Sweet Medicine told me that gay people were highly regarded in the traditions of the indigenous people around the world - they have a place of honour for the “twin-spirited being”.
Twin spirits could be men or women. They showed both masculine and feminine traits. They were seen as angelic beings and their presence was vital at all major ceremonies. They blessed every birth and death and marriage.
Funny that we know so many members of the clergy who are gay. I’ve heard stories of absolute gay decadence from the Vatican. Now there’s a case of internalised homophobia.
So what hope had I coming out to my Catholic parents as a 17 year old when they had been conditioned to view homosexuality as the work of Satan? Hetero sex was already marketed as original sin. What hope was there for gay sex? And at what point in history was the indigenous view of homosexuality altered?

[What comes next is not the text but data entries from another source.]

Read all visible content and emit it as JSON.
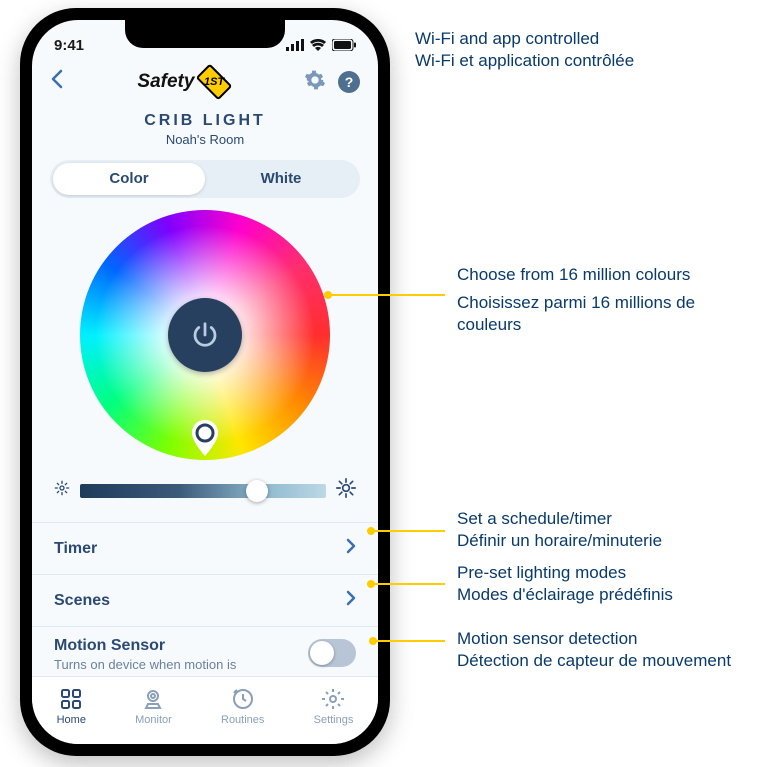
{
  "status": {
    "time": "9:41"
  },
  "brand": {
    "name": "Safety",
    "badge": "1ST"
  },
  "header": {
    "device_title": "CRIB LIGHT",
    "room": "Noah's Room"
  },
  "segmented": {
    "color": "Color",
    "white": "White",
    "active": "color"
  },
  "rows": {
    "timer": "Timer",
    "scenes": "Scenes",
    "motion_title": "Motion Sensor",
    "motion_sub": "Turns on device when motion is"
  },
  "tabs": {
    "home": "Home",
    "monitor": "Monitor",
    "routines": "Routines",
    "settings": "Settings"
  },
  "callouts": {
    "wifi_en": "Wi-Fi and app controlled",
    "wifi_fr": "Wi-Fi et application contrôlée",
    "colors_en": "Choose from 16 million colours",
    "colors_fr": "Choisissez parmi 16 millions de couleurs",
    "timer_en": "Set a schedule/timer",
    "timer_fr": "Définir un horaire/minuterie",
    "scenes_en": "Pre-set lighting modes",
    "scenes_fr": "Modes d'éclairage prédéfinis",
    "motion_en": "Motion sensor detection",
    "motion_fr": "Détection de capteur de mouvement"
  },
  "colors": {
    "accent": "#ffcc00",
    "brand_blue": "#2b4a73"
  }
}
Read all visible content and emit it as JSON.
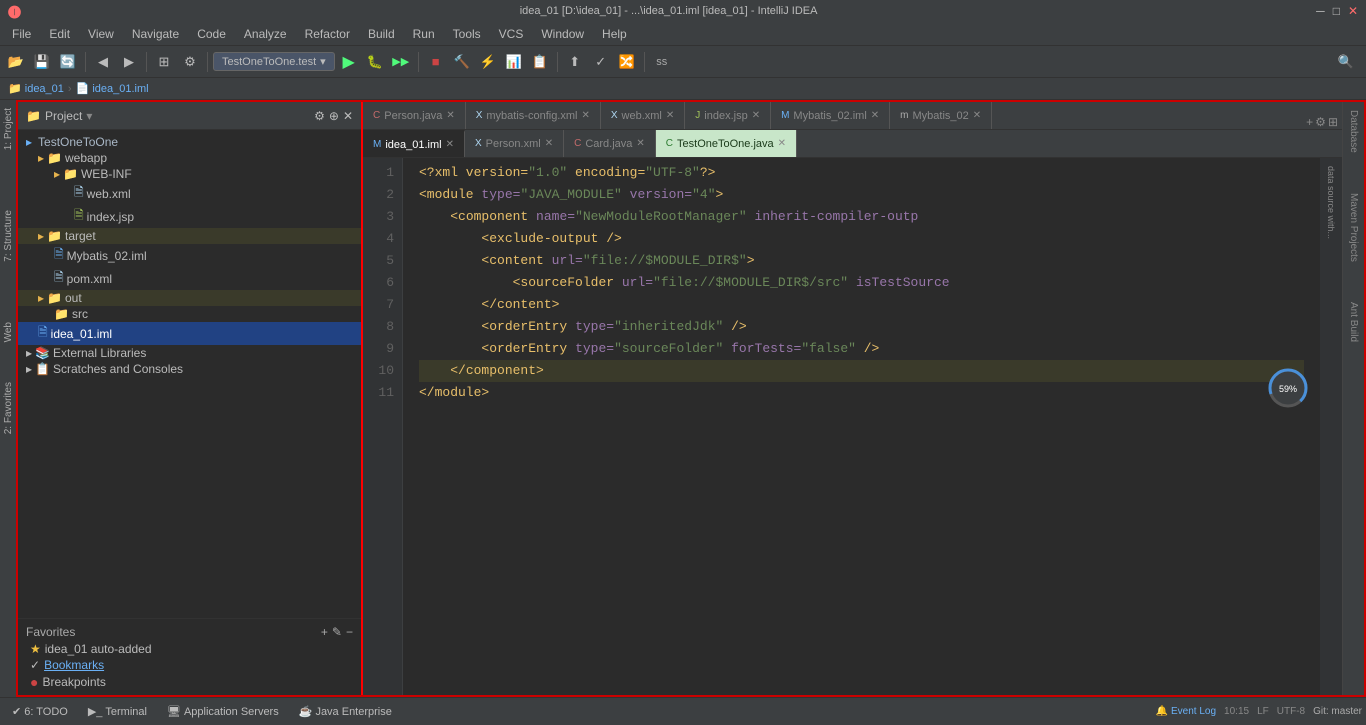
{
  "titleBar": {
    "title": "idea_01 [D:\\idea_01] - ...\\idea_01.iml [idea_01] - IntelliJ IDEA",
    "minimize": "─",
    "maximize": "□",
    "close": "✕"
  },
  "menuBar": {
    "items": [
      "File",
      "Edit",
      "View",
      "Navigate",
      "Code",
      "Analyze",
      "Refactor",
      "Build",
      "Run",
      "Tools",
      "VCS",
      "Window",
      "Help"
    ]
  },
  "toolbar": {
    "configLabel": "TestOneToOne.test",
    "ssLabel": "ss"
  },
  "breadcrumb": {
    "items": [
      "idea_01",
      "idea_01.iml"
    ]
  },
  "projectPanel": {
    "title": "Project",
    "items": [
      {
        "label": "TestOneToOne",
        "type": "module",
        "indent": 0
      },
      {
        "label": "webapp",
        "type": "folder",
        "indent": 1
      },
      {
        "label": "WEB-INF",
        "type": "folder",
        "indent": 2
      },
      {
        "label": "web.xml",
        "type": "xml",
        "indent": 3
      },
      {
        "label": "index.jsp",
        "type": "jsp",
        "indent": 3
      },
      {
        "label": "target",
        "type": "folder",
        "indent": 1
      },
      {
        "label": "Mybatis_02.iml",
        "type": "iml",
        "indent": 2
      },
      {
        "label": "pom.xml",
        "type": "xml",
        "indent": 2
      },
      {
        "label": "out",
        "type": "folder",
        "indent": 1
      },
      {
        "label": "src",
        "type": "folder",
        "indent": 2
      },
      {
        "label": "idea_01.iml",
        "type": "iml",
        "indent": 1
      },
      {
        "label": "External Libraries",
        "type": "library",
        "indent": 0
      },
      {
        "label": "Scratches and Consoles",
        "type": "folder",
        "indent": 0
      }
    ]
  },
  "favoritesPanel": {
    "title": "Favorites",
    "items": [
      {
        "label": "idea_01  auto-added",
        "type": "star"
      },
      {
        "label": "Bookmarks",
        "type": "folder"
      },
      {
        "label": "Breakpoints",
        "type": "bullet"
      }
    ]
  },
  "editorTabs": {
    "topRow": [
      {
        "label": "Person.java",
        "type": "java",
        "active": false
      },
      {
        "label": "mybatis-config.xml",
        "type": "xml",
        "active": false
      },
      {
        "label": "web.xml",
        "type": "xml",
        "active": false
      },
      {
        "label": "index.jsp",
        "type": "jsp",
        "active": false
      },
      {
        "label": "Mybatis_02.iml",
        "type": "iml",
        "active": false
      },
      {
        "label": "Mybatis_02",
        "type": "module",
        "active": false
      }
    ],
    "bottomRow": [
      {
        "label": "idea_01.iml",
        "type": "iml",
        "active": true
      },
      {
        "label": "Person.xml",
        "type": "xml",
        "active": false
      },
      {
        "label": "Card.java",
        "type": "java",
        "active": false
      },
      {
        "label": "TestOneToOne.java",
        "type": "java",
        "active": false
      }
    ]
  },
  "codeContent": {
    "lines": [
      {
        "num": 1,
        "text": "<?xml version=\"1.0\" encoding=\"UTF-8\"?>",
        "highlight": false
      },
      {
        "num": 2,
        "text": "<module type=\"JAVA_MODULE\" version=\"4\">",
        "highlight": false
      },
      {
        "num": 3,
        "text": "    <component name=\"NewModuleRootManager\" inherit-compiler-outp",
        "highlight": false
      },
      {
        "num": 4,
        "text": "        <exclude-output />",
        "highlight": false
      },
      {
        "num": 5,
        "text": "        <content url=\"file://$MODULE_DIR$\">",
        "highlight": false
      },
      {
        "num": 6,
        "text": "            <sourceFolder url=\"file://$MODULE_DIR$/src\" isTestSource",
        "highlight": false
      },
      {
        "num": 7,
        "text": "        </content>",
        "highlight": false
      },
      {
        "num": 8,
        "text": "        <orderEntry type=\"inheritedJdk\" />",
        "highlight": false
      },
      {
        "num": 9,
        "text": "        <orderEntry type=\"sourceFolder\" forTests=\"false\" />",
        "highlight": false
      },
      {
        "num": 10,
        "text": "    </component>",
        "highlight": true
      },
      {
        "num": 11,
        "text": "</module>",
        "highlight": false
      }
    ]
  },
  "rightSidebar": {
    "tabs": [
      "Database",
      "Maven Projects",
      "Ant Build"
    ]
  },
  "bottomBar": {
    "tabs": [
      "6: TODO",
      "Terminal",
      "Application Servers",
      "Java Enterprise"
    ],
    "rightInfo": {
      "encoding": "UTF-8",
      "lf": "LF",
      "line": "10:15",
      "eventLog": "Event Log"
    }
  },
  "progressCircle": {
    "value": "59%"
  }
}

Why should the idea of sex for pleasure’s sake continue to offend?
Practices like yoga, meditation and therapy have helped me understand and accept myself.
And my self expression has brought me from absolute poverty and despair to a very liberated place. It all still takes work and practice. And I fall on and off the wagon. But the foundation is much stronger.
I went to see the film Shame the other night. Michael Fassbender’s portrayal of a man with sex addiction was subtle and sublime. To see such an honest and compassionate interpretation of such a taboo subject was healing.
It’s very easy to dismiss sex addicts as greedy or the Catholic Church as tyrants. But the more compassion I find for my own story, the more space I have to understand that everyone has theirs too.